I have been asked many times to list them. Here they are:
1. There is no change unless it is behavioural change
2. Change behaviours, get culture; not the other way around
3. Behaviours sustain processes, not the other way around
4. A small set of behaviours has the ‘non-linear’ power to create high impact
5. A relatively small number of individuals within any organisation have great power in the creation of change. This power is related to various factors such as high connectivity with others, high trust, or morals, non-hierarchical authority (PS. It’s not just about ‘volunteers’)

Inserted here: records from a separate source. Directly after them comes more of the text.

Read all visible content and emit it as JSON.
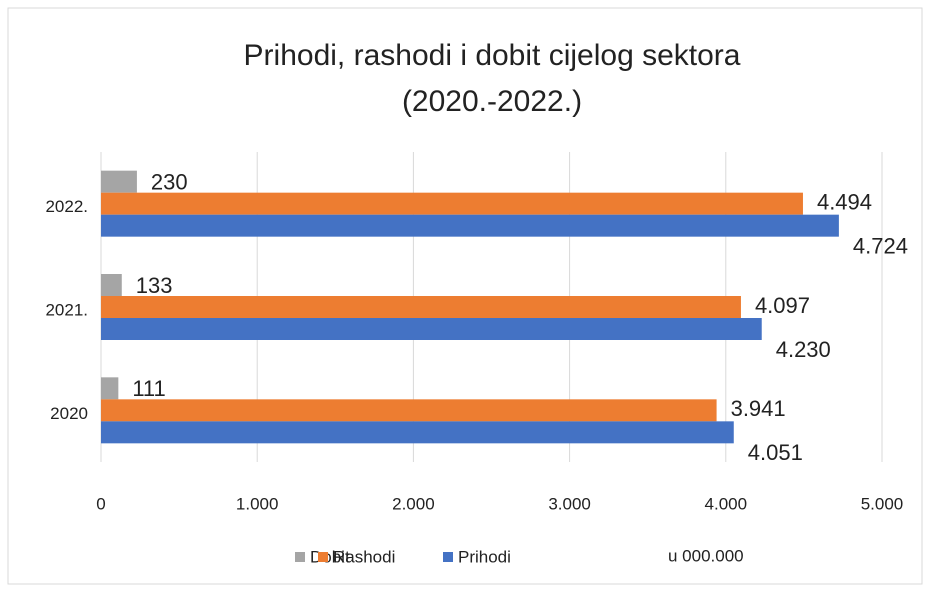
{
  "chart_data": {
    "type": "bar",
    "orientation": "horizontal",
    "title_lines": [
      "Prihodi, rashodi i dobit cijelog sektora",
      "(2020.-2022.)"
    ],
    "categories": [
      "2022.",
      "2021.",
      "2020"
    ],
    "series": [
      {
        "name": "Dobit",
        "color": "#a5a5a5",
        "values": [
          230,
          133,
          111
        ]
      },
      {
        "name": "Rashodi",
        "color": "#ed7d31",
        "values": [
          4494,
          4097,
          3941
        ],
        "value_labels": [
          "4.494",
          "4.097",
          "3.941"
        ]
      },
      {
        "name": "Prihodi",
        "color": "#4472c4",
        "values": [
          4724,
          4230,
          4051
        ],
        "value_labels": [
          "4.724",
          "4.230",
          "4.051"
        ]
      }
    ],
    "xlim": [
      0,
      5000
    ],
    "xticks": [
      0,
      {
        "value": 1000,
        "label": "1.000"
      },
      {
        "value": 2000,
        "label": "2.000"
      },
      {
        "value": 3000,
        "label": "3.000"
      },
      {
        "value": 4000,
        "label": "4.000"
      },
      {
        "value": 5000,
        "label": "5.000"
      }
    ],
    "grid": true,
    "legend": "bottom",
    "annotation": "u 000.000"
  }
}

6. Behaviours endorsed and spread by that small group of individuals within an organisation (‘activists’) create ‘social tipping points’ where those new behaviours become established as a norm. ‘Critical masses’ of individuals adopting those new behaviours are created via imitation and social copying in similar ways as trends or fashions are created in the macro-social arena. It’s an infection, not broadcasting
7. The role of the formal hierarchy, management and leadership, is to support those small groups of highly influential employees who ‘infect’ the organisation with the changes they have endorsed. It is therefore a role largely back-staged or ‘invisible’
8. Peer to peer Viral Change™ works better when it’s spread informally (but orchestrated; we call it a process of ‘designed informality’). Viral Change™ must not be a formally labelled ‘Change Management Programme’
9. Viral Change™ is neither top-down nor strictly speaking bottom-up, but multi-centric and distributed across the organisation.
10. Stories are the best currency of change. Story-capture and story-telling is key to Viral Change™ .
11. Viral Change™ distinguishes itself from simple ‘viral communications’ since it goes beyond ‘information cascades’ to engage people in mutual commitment to action. In other words, endorsement of the need for change and its communication (‘advocacy’) is necessary but not sufficient for Viral Change™. Mutual commitment and action (‘activism’) is required.
12. Viral change ™ as a methodology consists of the tailored combination of activities or interventions around the previous principles which create faster and more sustainable change. In a nutshell it entails (a) the uncovering and articulation of a small set of (‘non negotiable’) behaviours to sustain the change goals, (b) the identification of and reaching out to a small number of well connected and influencing employees, (c) the ongoing coach and support to that community of champions and (d) the capturing of changes and tracking of progress via stories and other means
13. The leaders of the process (internal project team and external Viral Change™ consultants in whatever combination) work directly with (a) the leadership of the organisation, (b) the community of activists, (c) the supporting functions such as HR or OD or IT
14. In the digital era, Viral Change™ is greatly supported by a dedicated IT infrastructure such as the ones provided by the Web 2.0/Enterprise 2.0, for example, internal social networking [yammer type] collaborative software, IM/blogging/real time input (twitter). The existence of these digital platforms in organisations is a bonus but not a condition sine qua non for Viral Change™ to work
15. Viral Change™ has been pioneered by The Chalfont Project as a way to create fast and sustainable change in organizations whether business, public or private sectors. Its principles also apply to the macro-social arena.